Advent, Day 3: Check.

Today's reading: Isaiah 57:14-15

"Build up, build up, prepare the way, remove every obstruction..."

Why, I wonder, is it so natural for this season to turn into a giant to-do list, all geared toward completion of so many minor tasks that we expect to equal up to Something Meaningful? I catch myself allowing the tasks themselves to become the whole thing... and the act of crossing things off the list as DONE seems a valuable and worthy goal in itself. The sense of achievement that I get from it keeps me motivated and barrelling through more and more little expressions of busy-ness. My five-year-old is big on "checks" lately, as in: Grocery shopping. Check. Wrap gifts. Check. Mail cards. Check.

I don't know where he gets it, this weird compulsion to list things and cross them off. (Ahem.)

But God's checklist doesn't work that way. 1) Build up. 2) Prepare the way. 3) Remove every obstruction. No task-orientation will bring such tasks to quick completion. No busy-ness will bring us, our spirits, our souls, our selves to such a state of readiness that we can "check" ourselves off the list.

Maybe, though, that's what Advent is. We've turned Christmas into efforts: shopping and menus and travel and memories and family and tradition and that's all good. But the Advent summons tells us that there is no "done." Our call isn't to some final arrival, but to making ready the road between here and there. Our task isn't to finish the job, but to be in the process of construction, brick by brick, nail by nail (for some of us even word by word). Our expectation ought not to be completion, but constant effort removing the obstacles that block the path between us and God and between us and each other.

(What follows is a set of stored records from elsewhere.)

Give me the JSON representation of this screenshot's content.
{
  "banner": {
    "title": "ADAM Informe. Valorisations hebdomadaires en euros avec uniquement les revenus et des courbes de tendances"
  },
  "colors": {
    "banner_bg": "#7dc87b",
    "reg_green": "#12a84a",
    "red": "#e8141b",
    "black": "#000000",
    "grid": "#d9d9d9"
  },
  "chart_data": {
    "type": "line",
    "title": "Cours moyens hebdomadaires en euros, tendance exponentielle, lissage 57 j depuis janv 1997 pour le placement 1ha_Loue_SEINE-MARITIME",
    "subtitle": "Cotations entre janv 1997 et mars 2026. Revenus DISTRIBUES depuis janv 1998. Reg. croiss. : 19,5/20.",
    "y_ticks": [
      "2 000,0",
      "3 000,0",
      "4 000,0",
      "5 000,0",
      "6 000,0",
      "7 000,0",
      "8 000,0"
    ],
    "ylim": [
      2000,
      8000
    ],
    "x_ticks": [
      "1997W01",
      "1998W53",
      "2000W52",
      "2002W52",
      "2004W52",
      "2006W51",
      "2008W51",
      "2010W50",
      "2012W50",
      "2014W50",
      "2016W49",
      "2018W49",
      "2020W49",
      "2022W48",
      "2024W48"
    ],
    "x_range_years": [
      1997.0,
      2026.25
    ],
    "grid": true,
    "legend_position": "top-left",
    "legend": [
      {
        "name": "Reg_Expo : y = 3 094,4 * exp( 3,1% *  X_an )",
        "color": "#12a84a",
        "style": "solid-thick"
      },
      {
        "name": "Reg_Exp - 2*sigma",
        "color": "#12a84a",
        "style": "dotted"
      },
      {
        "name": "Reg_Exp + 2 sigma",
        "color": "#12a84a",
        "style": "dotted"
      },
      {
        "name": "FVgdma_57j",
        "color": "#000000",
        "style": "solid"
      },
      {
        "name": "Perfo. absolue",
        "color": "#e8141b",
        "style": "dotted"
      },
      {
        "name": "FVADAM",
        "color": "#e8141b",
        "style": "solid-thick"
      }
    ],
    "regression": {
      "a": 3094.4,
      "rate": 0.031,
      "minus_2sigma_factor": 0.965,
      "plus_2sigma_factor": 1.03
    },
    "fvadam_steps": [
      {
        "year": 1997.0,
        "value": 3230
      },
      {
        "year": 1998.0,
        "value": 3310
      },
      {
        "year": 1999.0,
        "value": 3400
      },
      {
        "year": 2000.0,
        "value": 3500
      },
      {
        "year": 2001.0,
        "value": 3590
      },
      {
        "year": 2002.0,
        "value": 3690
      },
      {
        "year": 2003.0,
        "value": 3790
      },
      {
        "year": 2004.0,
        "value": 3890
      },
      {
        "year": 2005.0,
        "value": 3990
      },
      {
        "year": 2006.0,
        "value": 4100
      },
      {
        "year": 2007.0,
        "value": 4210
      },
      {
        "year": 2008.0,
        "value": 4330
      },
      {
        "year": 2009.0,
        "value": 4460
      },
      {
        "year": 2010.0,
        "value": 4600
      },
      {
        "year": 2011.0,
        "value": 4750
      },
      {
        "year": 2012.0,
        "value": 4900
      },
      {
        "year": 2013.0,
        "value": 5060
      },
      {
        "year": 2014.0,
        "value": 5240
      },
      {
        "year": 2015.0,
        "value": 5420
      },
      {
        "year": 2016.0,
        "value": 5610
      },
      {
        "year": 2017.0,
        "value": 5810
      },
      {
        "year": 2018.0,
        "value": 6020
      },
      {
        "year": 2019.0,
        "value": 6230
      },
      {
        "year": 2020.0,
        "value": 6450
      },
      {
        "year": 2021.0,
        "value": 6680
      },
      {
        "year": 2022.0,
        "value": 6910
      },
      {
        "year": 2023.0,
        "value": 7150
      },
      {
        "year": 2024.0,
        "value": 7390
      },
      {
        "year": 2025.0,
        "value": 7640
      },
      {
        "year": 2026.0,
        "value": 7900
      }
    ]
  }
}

Note to self: the Advent season doesn't end on 12/25. (Well, okay, for the liturgically OCD among us, it technically does.) But the Advent practice, the act of readying ourselves for God's presence--the process of building, preparing, clearing the way--is lifelong. If I can only remove one major obstruction--that is, my (tasky, busy, "check"-y) self--perhaps the Holy One can make his Way... even to me.